Many Christians, following holy writ, believe that homosexual acts are wrong. While modern scholarship has questioned the meanings of the specific texts, we would be foolish to ignore the interpretations of their earliest commentators, who bear unanimous witness to immoral, homosexual acts.
Against this, the concept of “sexual orientation” has come into common use. The precise meaning of this phrase is hard to define, but it seems to imply two statements. First, people are born with a proclivity for certain sexual behaviors and second, they have no power over this proclivity. On the strength of these two propositions, many people have seen a parallel between sexual orientation and race. After all, race is something one is born with and one has no power over it.

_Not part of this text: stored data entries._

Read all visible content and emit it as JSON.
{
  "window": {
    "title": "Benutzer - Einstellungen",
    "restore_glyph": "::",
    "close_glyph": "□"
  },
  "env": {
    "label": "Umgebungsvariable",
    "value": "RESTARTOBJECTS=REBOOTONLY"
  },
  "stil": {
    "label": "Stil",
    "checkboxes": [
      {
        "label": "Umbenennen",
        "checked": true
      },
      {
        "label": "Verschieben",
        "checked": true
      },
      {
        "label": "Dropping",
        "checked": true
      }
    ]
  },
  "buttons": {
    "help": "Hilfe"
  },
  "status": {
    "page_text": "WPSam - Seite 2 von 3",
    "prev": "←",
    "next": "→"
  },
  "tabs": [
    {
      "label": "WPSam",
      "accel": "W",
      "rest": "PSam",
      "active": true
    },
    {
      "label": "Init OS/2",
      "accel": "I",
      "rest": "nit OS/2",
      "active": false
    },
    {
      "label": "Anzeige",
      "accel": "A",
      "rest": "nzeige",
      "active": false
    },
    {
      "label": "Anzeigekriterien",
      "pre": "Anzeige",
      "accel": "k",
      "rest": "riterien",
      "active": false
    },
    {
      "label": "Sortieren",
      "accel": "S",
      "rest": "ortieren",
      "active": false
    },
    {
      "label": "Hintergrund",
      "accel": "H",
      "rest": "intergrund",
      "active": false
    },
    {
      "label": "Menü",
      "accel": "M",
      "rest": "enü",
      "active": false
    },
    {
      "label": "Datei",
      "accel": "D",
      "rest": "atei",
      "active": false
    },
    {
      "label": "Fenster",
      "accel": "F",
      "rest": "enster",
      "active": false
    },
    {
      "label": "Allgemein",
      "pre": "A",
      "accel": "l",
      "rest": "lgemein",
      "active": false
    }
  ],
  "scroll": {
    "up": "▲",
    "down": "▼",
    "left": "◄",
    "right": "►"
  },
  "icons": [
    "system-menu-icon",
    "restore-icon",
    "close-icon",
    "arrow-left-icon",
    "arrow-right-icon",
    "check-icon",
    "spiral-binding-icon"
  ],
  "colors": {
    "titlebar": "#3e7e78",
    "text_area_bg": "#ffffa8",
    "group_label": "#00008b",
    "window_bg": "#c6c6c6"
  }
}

As Christians base their beliefs on holy scripture, they are inclined to question these two ideas. To them, this debate on gay marriage has nothing to do with debates on civil rights.
Having said all this, there is no reason for such Christians to look down on their homosexual brothers and sisters. It is one of their core beliefs (also based on the Bible) that all are sinners before God. They have no reason to be proud. Before the Divine Judge, it is quite possible that bigotry will receive greater punishment than homosexuality.